YAMDA
YAMDA copied to clipboard
Keep finding the same motif
I asked for 10 motifs with -n 10, and found the same exact motif 10 times. Am I missing something here?
Can you describe to me your dataset and show me the output motifs and your command line? Motif discovery is a bit more art than science. I suspect you may have a dataset full of repeats.
Absolutely. And this is uncharted territory too. I am looking for cis regulatory elements that are involved in robust DNA methylation in the honey bee. What I have are 1kb windows around CG sites that are methylated across a wide variety of conditions. CG sites themselves are all in exons, so I don't expect an overwhelming number of repeats, but 1 kb is wide enough that I am probably getting into the introns too.

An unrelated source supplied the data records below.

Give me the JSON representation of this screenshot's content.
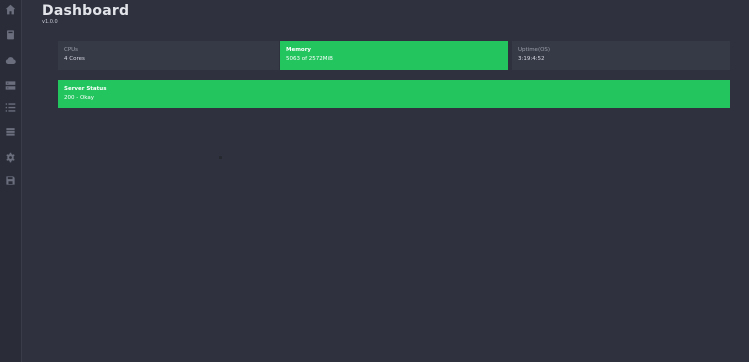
{
  "header": {
    "title": "Dashboard",
    "version": "v1.0.0"
  },
  "sidebar": {
    "items": [
      {
        "icon": "home-icon"
      },
      {
        "icon": "database-icon"
      },
      {
        "icon": "cloud-icon"
      },
      {
        "icon": "server-icon"
      },
      {
        "icon": "list-icon"
      },
      {
        "icon": "storage-icon"
      },
      {
        "icon": "gear-icon"
      },
      {
        "icon": "save-icon"
      }
    ]
  },
  "stats": {
    "cpus": {
      "label": "CPUs",
      "value": "4 Cores"
    },
    "memory": {
      "label": "Memory",
      "value": "5063 of 2572MiB"
    },
    "uptime": {
      "label": "Uptime(OS)",
      "value": "3:19:4:52"
    }
  },
  "server_status": {
    "label": "Server Status",
    "value": "200 - Okay"
  },
  "colors": {
    "background": "#2f323e",
    "sidebar": "#2a2d38",
    "card": "#363946",
    "accent_green": "#22c55e"
  }
}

The multiply found motif is indeed repetitive.
Command line I used was python run_em.py -i ../positive.fa -j ../negative.fa -r -n 10 -o apis
I tried running with -e but now it just found that 1 motif and stopped. Maybe masking before motif finding is necessary?
That does sound like a very difficult dataset to analyze. I'm not sure if any motif discovery algorithm can get high quality motifs from it. Have you tried centrimo?

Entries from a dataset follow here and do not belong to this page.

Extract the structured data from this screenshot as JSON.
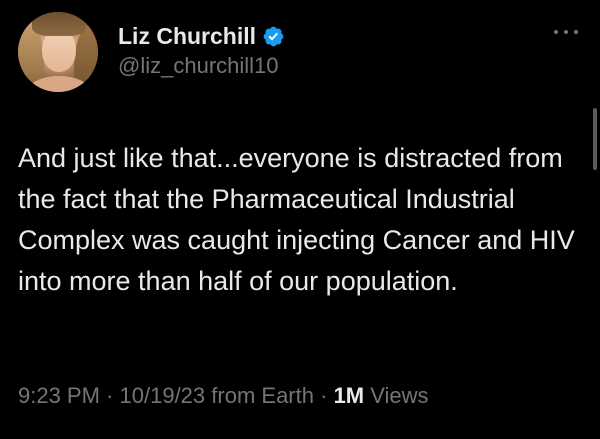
{
  "author": {
    "display_name": "Liz Churchill",
    "handle": "@liz_churchill10",
    "verified": true,
    "verified_badge_color": "#1d9bf0"
  },
  "tweet": {
    "text": "And just like that...everyone is distracted from the fact that the Pharmaceutical Industrial Complex was caught injecting Cancer and HIV into more than half of our population.",
    "time": "9:23 PM",
    "date": "10/19/23",
    "source": "from Earth",
    "separator": "·",
    "views_count": "1M",
    "views_label": "Views"
  },
  "icons": {
    "more": "more-horizontal-icon",
    "verified": "verified-badge-icon"
  },
  "colors": {
    "background": "#000000",
    "primary_text": "#e7e9ea",
    "secondary_text": "#71767b"
  }
}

Thank you for your input nevertheless. I think I'd need a good set of candidates for centrimo. I have an instance of DREME running on this but it has been going on for a few days now. Unfortunately it won't write any output before it terminates, at least not on this machine, so I wait.
Masking low complexity/repetitive regions (window masker) unfortunately did not improve the situation. I also tried smaller windows to no avail. I confirmed it finds multiple distinct motifs in the test set.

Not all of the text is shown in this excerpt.